Note: The original post was published on October 13, 2011, but I felt like it was time to revisit the list and get it back out there.
In my career, I have had the opportunity to work for a variety of bosses. Some good. Some not. After 12 years in the working world, I wanted to share a couple of thoughts on finding the right employer for you.
Remember, looking for a job is like dating…Be informed and particular.
Here are some of the factors that helped me make an employment decision; maybe they’ll help you, too:
- Body Language – When it’s time for the in-person interview, body language is a dead giveaway for how your future boss will operate. If your potential boss sits across the desk from you with their arms folded tensely across their chest and they look like they’d rather be somewhere else, then take note. They should be looking for the best fit for their organization and be dialed into the interview. Remember, your time is important, too. Make sure that you’re greeted with a firm handshake, and eye contact is a must.
- Physical Fitness – Now before I get into this, let me first say that I know that there are some very smart, very great people in this world that are a bit flabby around the belt line. But we’re looking for a leader, someone that has a well-rounded lifestyle and looks themselves in the mirror daily to make sure they’re in check. That’s why it’s important to pay attention to your future boss’ physical well-being. Someone that finds time to get to the gym and eats healthy is planning on being around for a while, and their work-life balance is where it needs to be.

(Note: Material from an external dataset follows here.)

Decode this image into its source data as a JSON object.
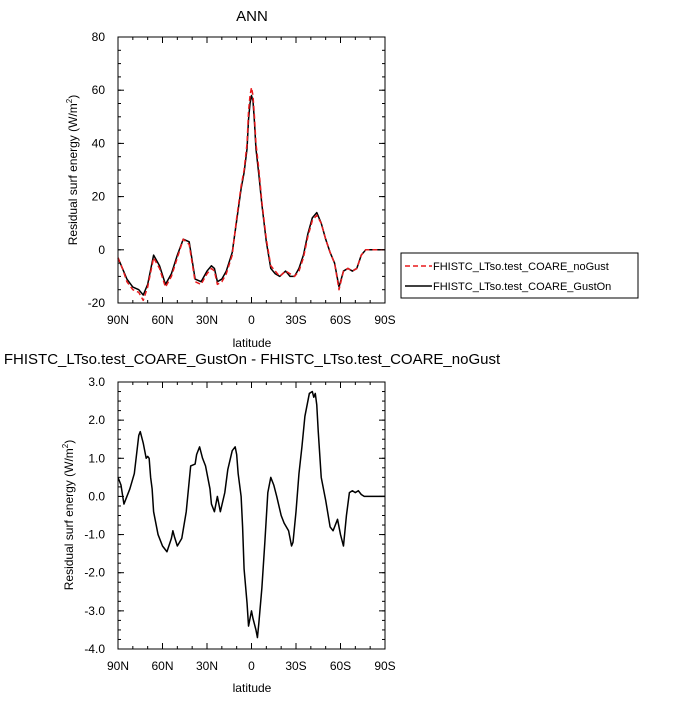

- Observe Your Surroundings – Sometimes this one can be a little hard, considering that some companies have interview rooms that are void of any decorations, but if you’re lucky enough to meet with your potential employer in their office, then I strongly encourage you to take a look around. People surround themselves with things that make them happy. Is their office cluttered with papers or is it neatly organized? Do they have pictures of their family or are their walls adorned with diplomas, certificates, and awards? Is their desk facing the door or do they have their back turned to it? All of these things will quickly give you an indication of how your potential boss views the workplace, and what is important to him/her in this world.
- Dress The Part – Your clothing says a lot about you. I’ll never forget the day that I hopped onto an elevator with one of my previous employer’s executives. While we were hurdling up 40 stories, he took one look at my bargain dress shoes and scoffed. I was clearly not dressed appropriately to him, and for as long as I was there, I never wore those shoes again. Your boss’ attire will let you know a lot about his/her management style. Are they pushing the boundaries of business casual or are they wearing custom tailored shirts with their initials on the cuffs? Neither way is wrong, but ensure that it works for you.
- Transparency – This may be a difficult one to hone in on, but a true sign is ‘business speak’. If your potential employer thinks that phrases like “synergistic alliances”, “paradigm shifts”, and “value propositions” are a part of the English language then politely stand up, thank them for their time, and exit the building immediately. Anyone that masks their words is masking other things as well.
- Any Questions? – The most important part of the interview comes at the end, where the interviewer becomes quiet, takes a deep breath, and says “Do you have any questions for me?” Now is your time to really find out about them and their part in the organization. What do they do to support the organization’s vision statement? Can they outline what the next 1-5 years looks like and how you would be supporting that movement? What do they think is the best and worst part of the organization? Get in there and find out the details.
Remember, looking for a job is like dating. It’s rare that you marry the first person you meet. Be informed and particular. With the wrong person leading you, your professional development may be grossly hampered, but with the right kind of leadership, mixed with your personal drive to succeed, you can make a difference.